On. Anna Maria Bernini

del Ministro degli Affari Esteri e della Cooperazione Internazionale

On. Antonio Tajani

 

del Presidente del Consiglio Nazionale degli Studenti Universitari (CNSU)

Sig. Lorenzo Bassi

della Presidente della Conferenza dei Rettori delle Università Italiane (CRUI)

Prof.ssa Laura Ramaciotti e, per il tramite della CRUI, dei Magnifici Rettori delle Università italiane dei Presidenti degli Enti regionali per il Diritto allo Studio

 

Oggetto: Richiesta di attivazione di misure straordinarie e di un framework nazionale “Student at Risk” a tutela del diritto allo studio delle studentesse e degli studenti internazionali provenienti da contesti di crisi, con particolare riferimento all’instabilità politica in Iran.

IL CONSIGLIO NAZIONALE DEGLI STUDENTI UNIVERSITARI

 

VISTI gli artt. 3, 10 e 34 della Costituzione della Repubblica Italiana, che sanciscono l’uguaglianza sostanziale e il diritto dei capaci e meritevoli, anche se privi di mezzi, di raggiungere i gradi più alti degli studi;

VISTO l’art. 11 della Costituzione della Repubblica Italiana, che solennemente sancisce il ripudio della guerra come strumento di offesa alla libertà degli altri popoli, promuovendo e favorendo le organizzazioni internazionali rivolte allo scopo di assicurare la pace e la giustizia fra le Nazioni;

VISTO che il diritto allo studio è un diritto fondamentale e la sua effettività richiede misure capaci di rispondere anche a condizioni straordinarie che colpiscono studentesse e studenti internazionali (conflitti, crisi umanitarie, repressioni, emergenze geopolitiche, calamità e instabilità istituzionale), con ricadute dirette sulla continuità delle carriere e sull’accesso ai servizi essenziali;

VISTO l’art. 39 del Testo Unico sull’Immigrazione (D.Lgs. 25 luglio 1998, n. 286), concernente l’accesso ai percorsi di istruzione universitaria, che riconosce allo Stato e alle Università il compito di favorire l’inserimento accademico degli studenti stranieri, promuovendo il diritto allo studio e lo scambio culturale internazionale;

VISTO il D.L. del 28 febbraio 2022, n. 16, convertito con modificazioni dalla Legge 5 aprile 2022, n. 28, che ha istituito un fondo specifico destinato al finanziamento di misure di sostegno per studenti, ricercatori e docenti colpiti dalla crisi bellica in Ucraina, costituendo

 

un precedente normativo di fondamentale importanza per la gestione delle crisi internazionali nel sistema universitario; il D.Lgs. 68/2012 (Normativa di principio sul diritto allo studio) e il D.M. 1320/2021 sui livelli essenziali delle prestazioni (LEP);

VISTO che l’Italia, tramite università e istituzioni, ha già attivato in precedenti emergenze e crisi internazionali misure di accoglienza e continuità formativa, come i progetti promossi con il supporto di UNHCR, risulta necessario consolidare tali risposte in un impianto stabile, equo e tempestivo, anche valorizzando modelli già sperimentati dal MUR e iniziative coordinate dalla CRUI (pacchetti integrati su tasse, alloggio e servizi), incluse misure congiunte MUR-CRUI in favore di studenti con protezione internazionale.

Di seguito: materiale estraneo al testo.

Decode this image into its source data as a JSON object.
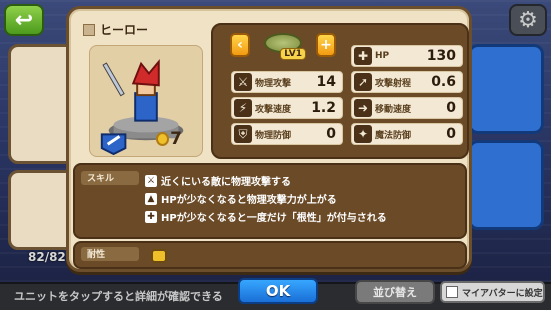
{
  "top": {
    "back_icon": "back-arrow-icon",
    "settings_icon": "gear-icon"
  },
  "background": {
    "unit_count": "82/82"
  },
  "modal": {
    "title": "ヒーロー",
    "level_badge": "LV1",
    "rank": "7",
    "stats": [
      {
        "icon": "sword-icon",
        "label": "物理攻撃",
        "value": "14"
      },
      {
        "icon": "hp-cross-icon",
        "label": "HP",
        "value": "130"
      },
      {
        "icon": "range-icon",
        "label": "攻撃射程",
        "value": "0.6"
      },
      {
        "icon": "speed-icon",
        "label": "攻撃速度",
        "value": "1.2"
      },
      {
        "icon": "move-icon",
        "label": "移動速度",
        "value": "0"
      },
      {
        "icon": "defense-icon",
        "label": "物理防御",
        "value": "0"
      },
      {
        "icon": "magic-defense-icon",
        "label": "魔法防御",
        "value": "0"
      }
    ],
    "skills_label": "スキル",
    "skills": [
      "近くにいる敵に物理攻撃する",
      "HPが少なくなると物理攻撃力が上がる",
      "HPが少なくなると一度だけ「根性」が付与される"
    ],
    "trait_label": "耐性"
  },
  "footer": {
    "hint": "ユニットをタップすると詳細が確認できる",
    "ok_label": "OK",
    "sort_label": "並び替え",
    "myavatar_label": "マイアバターに設定"
  }
}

RILEVATO che l’autonomia universitaria conferisce ai singoli Atenei la facoltà di intervenire tempestivamente con misure straordinarie di agevolazione, ma tali interventi necessitano di un coordinamento e di un supporto sistemico a livello ministeriale per garantirne l’efficacia e l’omogeneità sul territorio nazionale;

RILEVATO che il diritto allo studio della componente studentesca internazionale regolarmente iscritta presso gli Atenei italiani risulta frequentemente pregiudicato dal reiterarsi di contesti emergenziali nei Paesi d’origine, spesso segnati da conflitti bellici, crisi umanitarie o gravi instabilità politiche, e che tale comunità, che conta ad oggi oltre 110.000 iscritti, costituisce una risorsa strategica per l’internazionalizzazione e per il prestigio del Sistema Universitario Italiano nel panorama globale;

CONSIDERATO che la drammatica evoluzione della crisi in Iran e, più in generale, il perdurare di gravi crisi internazionali e situazioni di conflitto in diverse aree del mondo stanno producendo rilevanti ripercussioni sulla componente studentesca internazionale iscritta presso gli Atenei italiani, incidendo sulla salute psicofisica e sulla stabilità economica e pregiudicando la regolare prosecuzione del percorso accademico, anche in ragione delle limitazioni o interruzioni della rete internet e del blocco dei circuiti bancari internazionali che ostacolano le comunicazioni e l’accesso a informazioni essenziali e impediscono di fatto alle famiglie l’invio di sostegno economico agli studenti.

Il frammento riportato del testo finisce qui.